Q&A: Connecting the dots from medical loss ratio to HIEs
The Patient Protection and Affordable Care Act’s Medical loss ratio requirement, finalized Monday, requires insurers to spend at least 80 to 85 percent of consumers’ premiums on direct care for patients and efforts to improve care quality. With the law going into effect Jan. 1, 2011, providers and payors alike should start connecting the dots between medical loss ratio and health information exchanges (HIEs), said Karen Van Wagner, PhD, executive director of North Texas Specialty Physicians (NTSP), an independent physician association of nearly 600 family and specialty doctors in North Central Texas.

The reason is simple: If HIE services, data analysis, population health management capabilities and membership fees are defined as healthcare costs, HIEs could benefit from the medical loss ratio requirement, Van Wagner told CMIO in a interview.

What is the status of medical loss ratio requirements right now?
The real devil is going to be in the details of the formula, although the regulations are quite detailed in terms of how the formula is going to work. An analogy can be made to the Medicare cost report. This is not going to be the only set of regulations that are out there; there are going to be overarching regulations and then there are going to be a whole series of finer interpretations for the regulations that will actually start filling what variables apply to what formula and what those definitions mean. And it will take two to three years at a minimum to get that part worked out.
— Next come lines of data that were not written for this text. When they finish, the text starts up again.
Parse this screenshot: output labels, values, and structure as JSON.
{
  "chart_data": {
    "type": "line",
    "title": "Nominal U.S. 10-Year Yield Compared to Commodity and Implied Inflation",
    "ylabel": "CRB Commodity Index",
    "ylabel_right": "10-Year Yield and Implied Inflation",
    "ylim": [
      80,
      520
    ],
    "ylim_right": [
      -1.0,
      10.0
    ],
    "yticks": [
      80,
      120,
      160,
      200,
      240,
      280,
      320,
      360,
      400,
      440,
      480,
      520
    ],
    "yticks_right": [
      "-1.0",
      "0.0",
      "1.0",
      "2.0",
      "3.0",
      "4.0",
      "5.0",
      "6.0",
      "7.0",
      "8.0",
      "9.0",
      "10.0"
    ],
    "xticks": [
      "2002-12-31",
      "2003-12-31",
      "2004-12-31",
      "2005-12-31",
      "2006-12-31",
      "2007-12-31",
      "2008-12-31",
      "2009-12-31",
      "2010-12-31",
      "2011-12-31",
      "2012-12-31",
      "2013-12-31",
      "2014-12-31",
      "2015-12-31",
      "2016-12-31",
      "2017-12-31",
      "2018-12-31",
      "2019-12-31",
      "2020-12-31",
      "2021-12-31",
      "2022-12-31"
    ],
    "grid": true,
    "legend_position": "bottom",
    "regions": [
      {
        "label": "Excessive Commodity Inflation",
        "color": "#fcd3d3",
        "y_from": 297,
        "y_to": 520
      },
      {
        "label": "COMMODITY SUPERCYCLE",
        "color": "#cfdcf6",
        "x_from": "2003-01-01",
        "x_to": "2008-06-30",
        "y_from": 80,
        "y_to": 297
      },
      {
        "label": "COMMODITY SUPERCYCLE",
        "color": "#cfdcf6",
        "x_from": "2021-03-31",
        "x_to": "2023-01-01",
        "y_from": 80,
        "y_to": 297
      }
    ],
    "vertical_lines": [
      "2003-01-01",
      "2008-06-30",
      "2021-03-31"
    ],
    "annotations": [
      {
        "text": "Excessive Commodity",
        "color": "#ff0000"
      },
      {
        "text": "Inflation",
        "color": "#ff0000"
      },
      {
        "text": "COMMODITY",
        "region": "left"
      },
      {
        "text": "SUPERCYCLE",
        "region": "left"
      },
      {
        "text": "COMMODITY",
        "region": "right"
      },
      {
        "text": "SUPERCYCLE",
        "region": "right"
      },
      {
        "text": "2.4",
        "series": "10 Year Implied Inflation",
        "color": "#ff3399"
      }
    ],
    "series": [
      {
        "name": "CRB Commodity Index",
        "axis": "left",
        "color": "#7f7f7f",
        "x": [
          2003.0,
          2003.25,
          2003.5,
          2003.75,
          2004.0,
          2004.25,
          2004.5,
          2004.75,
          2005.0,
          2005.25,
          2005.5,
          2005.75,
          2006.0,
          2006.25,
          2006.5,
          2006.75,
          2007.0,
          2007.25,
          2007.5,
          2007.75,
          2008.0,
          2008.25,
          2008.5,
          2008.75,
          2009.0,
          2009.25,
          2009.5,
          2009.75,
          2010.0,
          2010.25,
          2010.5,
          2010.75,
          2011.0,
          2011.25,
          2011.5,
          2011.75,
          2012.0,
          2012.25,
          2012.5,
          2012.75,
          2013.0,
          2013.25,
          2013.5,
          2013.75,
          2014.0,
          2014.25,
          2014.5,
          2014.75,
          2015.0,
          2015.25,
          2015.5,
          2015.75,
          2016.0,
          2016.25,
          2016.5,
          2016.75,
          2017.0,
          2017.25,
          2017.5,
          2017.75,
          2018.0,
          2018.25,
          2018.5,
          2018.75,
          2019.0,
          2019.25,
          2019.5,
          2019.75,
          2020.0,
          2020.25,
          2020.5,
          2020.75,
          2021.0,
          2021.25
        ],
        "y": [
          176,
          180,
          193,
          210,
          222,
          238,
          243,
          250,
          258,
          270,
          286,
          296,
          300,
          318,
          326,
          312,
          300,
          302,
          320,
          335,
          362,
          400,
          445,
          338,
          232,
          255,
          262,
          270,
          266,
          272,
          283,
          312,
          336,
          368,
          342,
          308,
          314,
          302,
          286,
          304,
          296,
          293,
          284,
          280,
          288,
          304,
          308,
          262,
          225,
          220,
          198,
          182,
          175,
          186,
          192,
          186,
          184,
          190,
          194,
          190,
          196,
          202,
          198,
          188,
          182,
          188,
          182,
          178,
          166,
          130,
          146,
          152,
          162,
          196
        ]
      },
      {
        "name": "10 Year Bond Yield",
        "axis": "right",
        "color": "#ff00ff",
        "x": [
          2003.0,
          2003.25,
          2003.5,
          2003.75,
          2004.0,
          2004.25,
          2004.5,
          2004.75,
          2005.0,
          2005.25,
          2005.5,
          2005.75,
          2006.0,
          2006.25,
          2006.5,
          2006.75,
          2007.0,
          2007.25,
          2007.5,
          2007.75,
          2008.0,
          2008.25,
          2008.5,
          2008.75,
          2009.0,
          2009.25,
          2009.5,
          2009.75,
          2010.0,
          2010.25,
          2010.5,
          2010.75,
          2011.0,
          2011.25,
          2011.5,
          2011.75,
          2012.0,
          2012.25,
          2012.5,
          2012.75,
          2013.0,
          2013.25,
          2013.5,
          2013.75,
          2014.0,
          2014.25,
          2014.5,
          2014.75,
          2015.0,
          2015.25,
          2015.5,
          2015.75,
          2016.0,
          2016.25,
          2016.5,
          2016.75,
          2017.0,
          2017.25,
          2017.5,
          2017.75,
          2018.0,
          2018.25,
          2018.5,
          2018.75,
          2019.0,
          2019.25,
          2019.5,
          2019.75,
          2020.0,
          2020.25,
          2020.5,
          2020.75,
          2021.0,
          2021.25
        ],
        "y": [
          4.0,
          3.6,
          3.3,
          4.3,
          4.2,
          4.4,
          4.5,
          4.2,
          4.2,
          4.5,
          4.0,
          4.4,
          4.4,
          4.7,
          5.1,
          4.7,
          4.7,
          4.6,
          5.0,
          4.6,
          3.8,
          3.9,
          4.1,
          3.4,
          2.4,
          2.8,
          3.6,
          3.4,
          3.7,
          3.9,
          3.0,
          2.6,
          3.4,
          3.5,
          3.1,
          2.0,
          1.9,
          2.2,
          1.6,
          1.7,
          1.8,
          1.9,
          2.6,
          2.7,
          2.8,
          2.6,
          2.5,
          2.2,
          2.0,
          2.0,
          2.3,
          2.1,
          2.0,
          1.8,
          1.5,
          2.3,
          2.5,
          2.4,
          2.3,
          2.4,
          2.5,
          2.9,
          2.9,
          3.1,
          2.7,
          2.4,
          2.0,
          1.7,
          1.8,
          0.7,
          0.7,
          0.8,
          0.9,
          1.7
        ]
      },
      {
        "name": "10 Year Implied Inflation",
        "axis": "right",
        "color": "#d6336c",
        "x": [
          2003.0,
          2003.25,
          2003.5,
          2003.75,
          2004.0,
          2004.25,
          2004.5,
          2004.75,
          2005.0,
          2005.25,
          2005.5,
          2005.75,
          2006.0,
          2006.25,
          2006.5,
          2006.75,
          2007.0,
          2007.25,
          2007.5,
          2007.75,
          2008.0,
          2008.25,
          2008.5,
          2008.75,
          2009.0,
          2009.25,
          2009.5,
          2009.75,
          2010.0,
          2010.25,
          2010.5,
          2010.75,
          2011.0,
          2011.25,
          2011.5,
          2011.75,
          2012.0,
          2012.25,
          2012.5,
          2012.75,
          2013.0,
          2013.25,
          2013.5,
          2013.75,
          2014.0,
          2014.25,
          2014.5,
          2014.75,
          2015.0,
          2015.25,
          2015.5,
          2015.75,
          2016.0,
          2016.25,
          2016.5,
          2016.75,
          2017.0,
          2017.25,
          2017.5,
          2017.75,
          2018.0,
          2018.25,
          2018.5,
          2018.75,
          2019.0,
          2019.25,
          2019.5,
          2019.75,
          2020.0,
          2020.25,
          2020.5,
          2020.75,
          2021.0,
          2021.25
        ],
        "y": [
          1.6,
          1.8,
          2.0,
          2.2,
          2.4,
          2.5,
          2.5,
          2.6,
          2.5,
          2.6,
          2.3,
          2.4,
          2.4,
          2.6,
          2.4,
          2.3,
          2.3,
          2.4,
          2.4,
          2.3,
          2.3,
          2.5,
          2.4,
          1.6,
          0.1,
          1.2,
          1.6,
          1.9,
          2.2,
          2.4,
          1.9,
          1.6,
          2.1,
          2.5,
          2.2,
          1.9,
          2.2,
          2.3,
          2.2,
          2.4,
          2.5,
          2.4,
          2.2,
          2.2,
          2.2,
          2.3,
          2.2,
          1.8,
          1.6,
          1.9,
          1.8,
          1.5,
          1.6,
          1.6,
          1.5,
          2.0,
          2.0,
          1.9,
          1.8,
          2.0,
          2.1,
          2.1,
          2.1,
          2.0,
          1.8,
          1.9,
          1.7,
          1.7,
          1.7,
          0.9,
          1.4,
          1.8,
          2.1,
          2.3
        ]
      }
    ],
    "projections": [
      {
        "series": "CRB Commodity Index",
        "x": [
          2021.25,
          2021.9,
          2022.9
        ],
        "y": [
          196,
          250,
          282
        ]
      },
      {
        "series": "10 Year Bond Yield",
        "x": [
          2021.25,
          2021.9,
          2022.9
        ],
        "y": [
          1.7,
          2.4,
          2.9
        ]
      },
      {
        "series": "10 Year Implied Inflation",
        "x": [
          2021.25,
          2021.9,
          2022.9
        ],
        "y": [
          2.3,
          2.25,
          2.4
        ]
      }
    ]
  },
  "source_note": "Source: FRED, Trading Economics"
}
How does medical loss impact NTSP?
We are a provider group, we have our own HIE [Sandlot], but we also have our own insurance company. So we are affected by medical loss ratio on both sides of the equation: We have an insurance company that meets the medical loss ratio and then we have [the HIE] that is, for lack of a better word, a possible beneficiary of payors’ contributions because of the medical loss ratio.

With my Sandlot hat on, we are looking at medical loss ratio very positively, and have already been contacted by three of our payors in our community to talk about how Sandlot can help them now that there’s regulations out there that indicate contributing to the development [an HIE] is an acceptable way to spend their money. Those discussions have been rather wide-ranging, but they seem to center around point-of-care quality prompts and getting evidence-based medicine guidelines into the hands of providers.

Do you foresee instances where something might be considered both a healthcare cost and an administrative cost?
I think the feds are going to be pretty clear about saying, ‘if you take this amount of money and you apply it in this way, it’s going to contribute to your medical loss ratio.’

If you submit a proposal or tell them you have $100 that went to medical loss, auditors might sit down and say, ‘look, $15 of this is probably not a medical cost; we consider this administrative.’ I think a whole set of reviews will occur.

What will the medical loss requirement mean for CMIOs?
We’re seeing a lot of anticipation and maybe some early planning efforts going on. If you give a certain amount of funds to an HIE development, to getting EMRs out there—to improving quality models, for example—all of these are going to be looked at as OK things to do.

From a CMIO point of view, it’s really [time to say], ‘let’s go ahead and do what we think will qualify, and the sooner we do it, the more likely it is that it will [qualify]. As this program ages, the definitions will become more concrete, more siloed. But for now, CMS is looking for help in defining as much as we are looking for help in saying ‘OK, this is good, this is not good.’ Because people just don’t know.

What first steps are CMIOs taking?
They’re talking to us about compatibility of systems. We had a payor come over [recently] who wanted to know how to integrate not only his claims data into Sandlot, but also facility formularies, and would that qualify for medical loss ratio? Could we go ahead, and by use of color and forms, identify that there are three outpatient surgery centers and we have quality, cost and utilization rankings on those three facilities? When doctors are sending referral requests, can that pop up in some way that clearly identifies that one is better than the other, or there is no difference?

[CMIOs] have their own short list of problem areas. They’re coming to entities like us, and they’re asking, ‘what is it going to take to make this happen, and what do you think it will cost me to incorporate that?’ We’ve not heard from these folks ever before with that kind of conversation.

On the other hand, there does not seem to be a big understanding out in the EMR vendor field, as to what medical loss ratio will do to help them sell their products. I truly got the deer-in-the-headlights look every time I asked at a recent symposium what medical loss is going to do for sales and marketing approaches. No one knew what I was talking about.

There’s so much out there right now on regulations coming out, ACOs, meaningful use, the list just keeps going on and on. I can see why we’ve lost track of which program means what. This is a big deal—as a payor, I have to get to that 85 percent med loss ratio, and [contributing to an HIE] can be a very helpful way to do that.